A highlight of his speech was how he defended his policy toward China and the South China Sea despite accusations that he has been trading the country’s sovereignty in appeasement of China.
Duterte said he had a meeting with Xi Jinping where the Chinese leader warned that taking action in the West Philippine Sea could “mean trouble.”
“If the trouble comes out from the mouth of a president of a republic, anong magawa ko? So what did I answer? ‘Well then maybe, sir, we can talk about this at some other time.’ But definitely, before I go, we must talk about the West Philippine Sea. We cannot you know, have our cake and eat it too.”
He also claimed that there is nothing the Philippines’ uniformed personnel can do to once in confrontation with a superior Chinese military.
“I cannot go there even to bring the Coast Guard to drive them away. China also claims the property and he is in possession. ‘Yan ang problema. Sila ‘yung in possession and claiming all the resources there as an owner.”
On the ramming on Reed Bank and traditioning fishing
Going off-script, Duterte also attempted to explain why he earlier dismissed the ramming of a Filipino fishing boat by Chinese vessel on Reed Bank in June as just another sea incident.
“Eh ‘yung disgrasya, ‘yung pagsabi ‘a mere incident — legal, marine incident,’ ‘yan ang ginagamit sa batas ‘yan, ‘a marine incident happened.’ Hindi naman sinasabi na ‘marine accident.’
“It was just nabanggan, wala naman. So they wanted to talk, tapos ayaw dito. And so, “So sige, we will investigate and you investigate, and when you are ready, we should meet and compare notes, and let us determine who pays for what damage.”

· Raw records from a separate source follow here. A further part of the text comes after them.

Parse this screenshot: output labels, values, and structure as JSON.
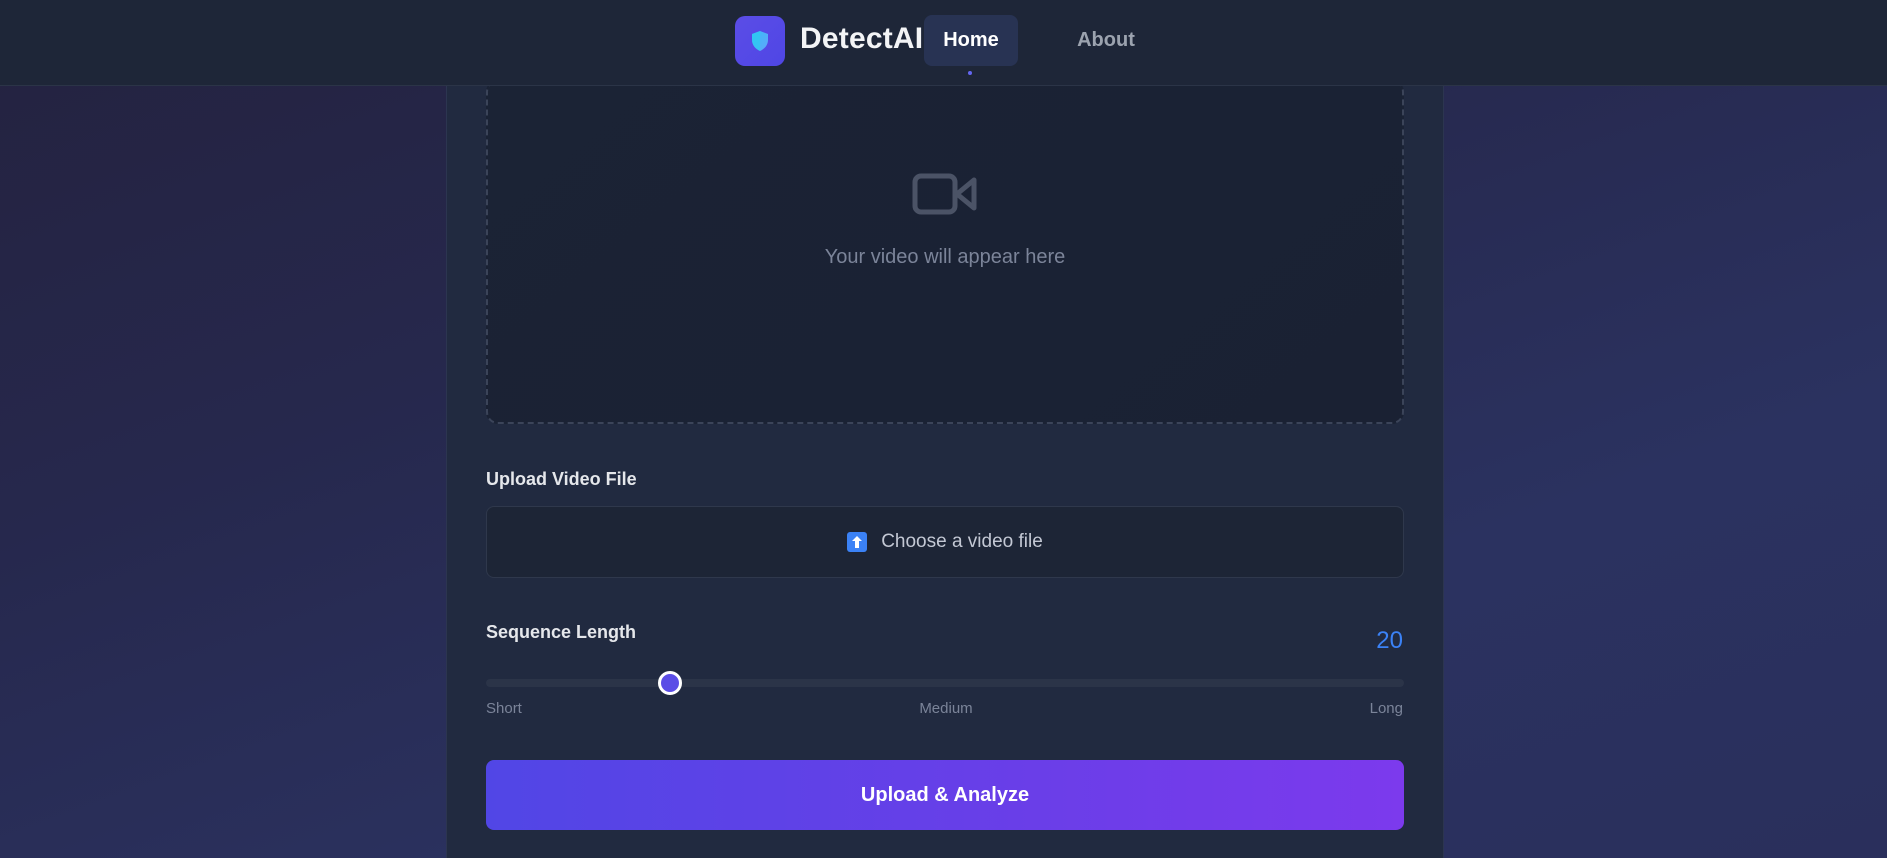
{
  "brand": {
    "name": "DetectAI",
    "logo_icon": "shield-icon",
    "accent": "#4f46e5"
  },
  "nav": {
    "items": [
      {
        "label": "Home",
        "active": true
      },
      {
        "label": "About",
        "active": false
      }
    ]
  },
  "video_preview": {
    "icon": "video-camera-icon",
    "placeholder": "Your video will appear here"
  },
  "upload": {
    "label": "Upload Video File",
    "button_icon": "upload-arrow-icon",
    "button_text": "Choose a video file"
  },
  "sequence": {
    "label": "Sequence Length",
    "value": "20",
    "level": 0.2,
    "ticks": {
      "short": "Short",
      "medium": "Medium",
      "long": "Long"
    }
  },
  "actions": {
    "analyze_label": "Upload & Analyze"
  },
  "colors": {
    "accent_blue": "#3b82f6",
    "button_gradient_start": "#5146e6",
    "button_gradient_end": "#7c3aed"
  }
}
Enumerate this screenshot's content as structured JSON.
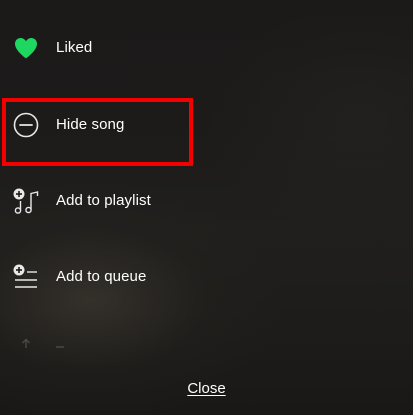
{
  "menu": {
    "items": [
      {
        "label": "Liked",
        "icon": "heart-filled-icon",
        "icon_color": "#1ed760"
      },
      {
        "label": "Hide song",
        "icon": "minus-circle-icon",
        "highlighted": true
      },
      {
        "label": "Add to playlist",
        "icon": "add-to-playlist-icon"
      },
      {
        "label": "Add to queue",
        "icon": "add-to-queue-icon"
      }
    ]
  },
  "close_label": "Close",
  "colors": {
    "accent": "#1ed760",
    "highlight": "#f40000",
    "text": "#ffffff"
  }
}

He also recognized “traditional fishing rights” in the South China Sea, allowing China to operate in the area.
“I go there, I said, “The fisheries who were…” And besides, I was invoking ‘yung traditional fishing rights. It is in that arbitral ruling. Ayaw lang ninyong gustong tignan.”
“It is mentioned there that even before countries were in existence, people around an ocean or a lake had already been fishing there for generations.”

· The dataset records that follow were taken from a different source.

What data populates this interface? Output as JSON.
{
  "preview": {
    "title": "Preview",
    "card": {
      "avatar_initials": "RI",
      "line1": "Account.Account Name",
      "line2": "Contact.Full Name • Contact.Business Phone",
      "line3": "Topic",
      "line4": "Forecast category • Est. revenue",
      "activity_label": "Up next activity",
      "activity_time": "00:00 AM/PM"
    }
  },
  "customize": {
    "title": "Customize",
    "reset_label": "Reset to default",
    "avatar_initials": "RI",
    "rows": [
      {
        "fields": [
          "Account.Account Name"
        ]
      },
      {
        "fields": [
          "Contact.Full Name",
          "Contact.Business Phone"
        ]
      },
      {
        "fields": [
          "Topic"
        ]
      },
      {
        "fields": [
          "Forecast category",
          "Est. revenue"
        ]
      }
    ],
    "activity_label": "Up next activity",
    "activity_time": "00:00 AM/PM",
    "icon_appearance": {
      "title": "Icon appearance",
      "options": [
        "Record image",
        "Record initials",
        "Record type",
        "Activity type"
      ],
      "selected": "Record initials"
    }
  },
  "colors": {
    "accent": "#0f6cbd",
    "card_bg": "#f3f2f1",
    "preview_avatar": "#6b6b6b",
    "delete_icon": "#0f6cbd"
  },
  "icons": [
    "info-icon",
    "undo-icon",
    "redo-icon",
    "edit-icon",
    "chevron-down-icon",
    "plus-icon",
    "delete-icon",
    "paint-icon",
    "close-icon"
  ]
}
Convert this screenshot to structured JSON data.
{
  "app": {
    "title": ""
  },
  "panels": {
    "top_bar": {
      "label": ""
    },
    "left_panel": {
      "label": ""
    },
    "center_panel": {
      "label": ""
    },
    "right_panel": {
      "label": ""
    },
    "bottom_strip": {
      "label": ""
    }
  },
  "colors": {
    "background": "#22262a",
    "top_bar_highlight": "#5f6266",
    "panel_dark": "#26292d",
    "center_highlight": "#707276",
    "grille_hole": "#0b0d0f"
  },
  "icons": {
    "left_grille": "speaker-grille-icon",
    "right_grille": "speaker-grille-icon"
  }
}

The rights China is claiming to have, however, are within the Philippines’ exclusive economic zone where it is not entitled to fish. Here Duterte makes an error in not distinguishing between traditional fishing grounds and the EEZ.

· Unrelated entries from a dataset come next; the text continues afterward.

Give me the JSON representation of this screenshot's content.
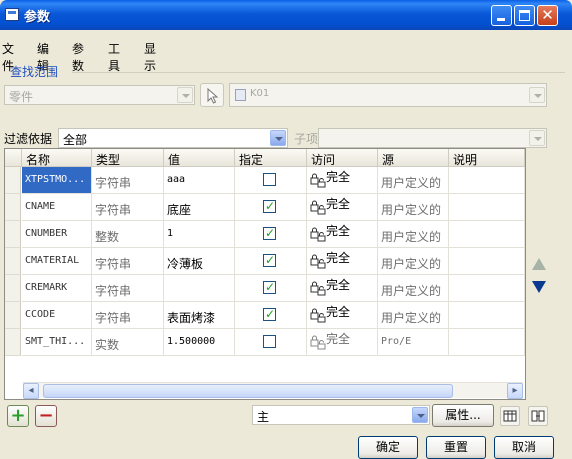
{
  "window": {
    "title": "参数"
  },
  "menu": [
    "文件",
    "编辑",
    "参数",
    "工具",
    "显示"
  ],
  "search": {
    "group_label": "查找范围",
    "scope_value": "零件",
    "model_value": "K01"
  },
  "filter": {
    "label": "过滤依据",
    "value": "全部",
    "subitem_label": "子项"
  },
  "table": {
    "columns": [
      "名称",
      "类型",
      "值",
      "指定",
      "访问",
      "源",
      "说明"
    ],
    "rows": [
      {
        "name": "XTPSTMO...",
        "type": "字符串",
        "value": "aaa",
        "designated": false,
        "access": "完全",
        "source": "用户定义的",
        "note": ""
      },
      {
        "name": "CNAME",
        "type": "字符串",
        "value": "底座",
        "designated": true,
        "access": "完全",
        "source": "用户定义的",
        "note": ""
      },
      {
        "name": "CNUMBER",
        "type": "整数",
        "value": "1",
        "designated": true,
        "access": "完全",
        "source": "用户定义的",
        "note": ""
      },
      {
        "name": "CMATERIAL",
        "type": "字符串",
        "value": "冷薄板",
        "designated": true,
        "access": "完全",
        "source": "用户定义的",
        "note": ""
      },
      {
        "name": "CREMARK",
        "type": "字符串",
        "value": "",
        "designated": true,
        "access": "完全",
        "source": "用户定义的",
        "note": ""
      },
      {
        "name": "CCODE",
        "type": "字符串",
        "value": "表面烤漆",
        "designated": true,
        "access": "完全",
        "source": "用户定义的",
        "note": ""
      },
      {
        "name": "SMT_THI...",
        "type": "实数",
        "value": "1.500000",
        "designated": false,
        "access": "完全",
        "source": "Pro/E",
        "note": ""
      }
    ]
  },
  "bottom": {
    "view_value": "主",
    "properties_button": "属性...",
    "ok_button": "确定",
    "reset_button": "重置",
    "cancel_button": "取消"
  },
  "colors": {
    "titlebar": "#0a58d8",
    "selection": "#316ac5",
    "add_green": "#2aa02a",
    "remove_red": "#c22020"
  }
}
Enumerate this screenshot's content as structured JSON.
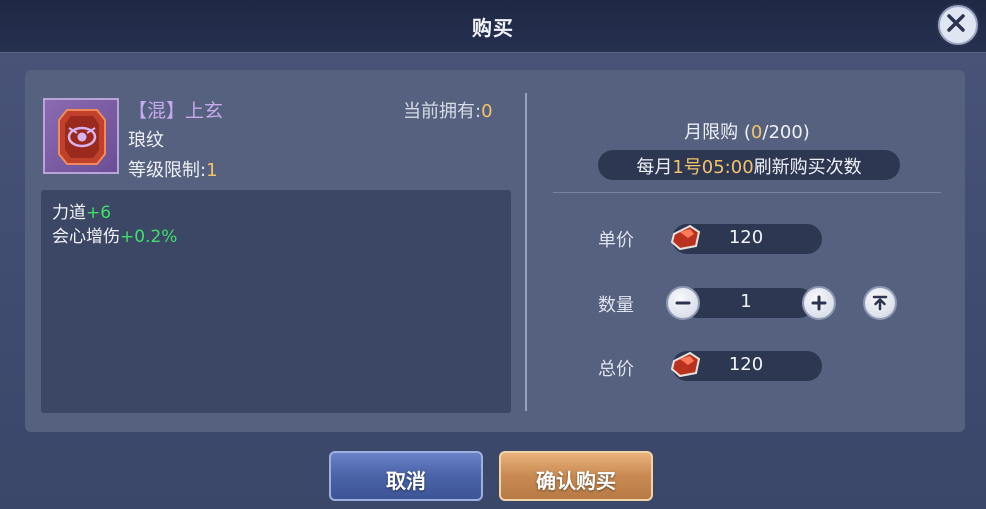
{
  "dialog": {
    "title": "购买"
  },
  "item": {
    "name": "【混】上玄",
    "subtitle": "琅纹",
    "level_label": "等级限制:",
    "level_value": "1",
    "owned_label": "当前拥有:",
    "owned_value": "0"
  },
  "attributes": [
    {
      "label": "力道",
      "value": "+6"
    },
    {
      "label": "会心增伤",
      "value": "+0.2%"
    }
  ],
  "limit": {
    "label": "月限购 (",
    "used": "0",
    "total_text": "/200)",
    "refresh_prefix": "每月",
    "refresh_day": "1号05:00",
    "refresh_suffix": "刷新购买次数"
  },
  "purchase": {
    "unit_price_label": "单价",
    "unit_price": "120",
    "quantity_label": "数量",
    "quantity": "1",
    "total_label": "总价",
    "total": "120"
  },
  "buttons": {
    "cancel": "取消",
    "confirm": "确认购买"
  },
  "colors": {
    "gold": "#f2c36b",
    "bonus_green": "#3fe06a",
    "item_purple": "#c6a8ec"
  },
  "icons": {
    "close": "close-icon",
    "item": "talisman-item-icon",
    "currency": "red-gem-currency-icon",
    "minus": "minus-icon",
    "plus": "plus-icon",
    "max": "max-arrow-icon"
  }
}
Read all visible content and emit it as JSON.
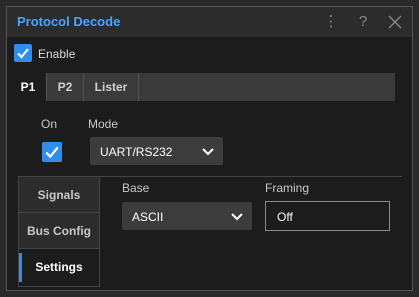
{
  "window": {
    "title": "Protocol Decode",
    "menu_icon": "vertical-dots-icon",
    "help_icon": "question-mark-icon",
    "close_icon": "close-x-icon"
  },
  "enable": {
    "label": "Enable",
    "checked": true
  },
  "tabs": [
    {
      "label": "P1",
      "active": true
    },
    {
      "label": "P2",
      "active": false
    },
    {
      "label": "Lister",
      "active": false
    }
  ],
  "on": {
    "label": "On",
    "checked": true
  },
  "mode": {
    "label": "Mode",
    "value": "UART/RS232"
  },
  "side_tabs": [
    {
      "label": "Signals",
      "active": false
    },
    {
      "label": "Bus Config",
      "active": false
    },
    {
      "label": "Settings",
      "active": true
    }
  ],
  "base": {
    "label": "Base",
    "value": "ASCII"
  },
  "framing": {
    "label": "Framing",
    "value": "Off"
  },
  "colors": {
    "accent": "#2f8df0",
    "title": "#4aa3ff",
    "background": "#1c1c1c"
  }
}
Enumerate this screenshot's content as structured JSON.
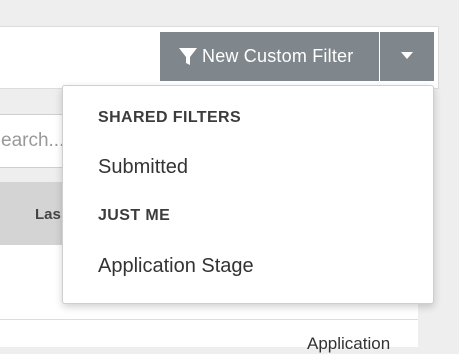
{
  "toolbar": {
    "new_filter_label": "New Custom Filter",
    "button_color": "#7f878c"
  },
  "search": {
    "placeholder_visible": "earch..."
  },
  "table": {
    "header_partial": "Las",
    "cell_partial": "Application"
  },
  "dropdown": {
    "sections": [
      {
        "title": "SHARED FILTERS",
        "items": [
          "Submitted"
        ]
      },
      {
        "title": "JUST ME",
        "items": [
          "Application Stage"
        ]
      }
    ]
  }
}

He also claimed that the Chinese “have been there fishing since time immemorial,” which can be understood as an articulation of China’s position of historical rights, which the UNCLOS arbitral tribunal in 2016 invalidated.
Responding to the SONA, Supreme Court Senior Associate Justice Antonio Carpio stressed that traditional fishing “applies only in the territorial sea and archipelagic waters.”
“There is no traditional fishing in the EEZ. This is very clear in the arbitral award of 12 July 2016. Reed Bank is part of Philippine EEZ. There can be no traditional fishing in Reed Bank,” Carpio said.
Carpio has been outspoken about the Philippines’ historical and legal entitlements in the West Philippine Sea.
Duterte, meanwhile, said he would most probably raise the arbitral award with China in his final year in office.
“Let me assure you, national honor and territorial integrity are at the foremost of my mind… But we have to temper it with the times and realities we face today.”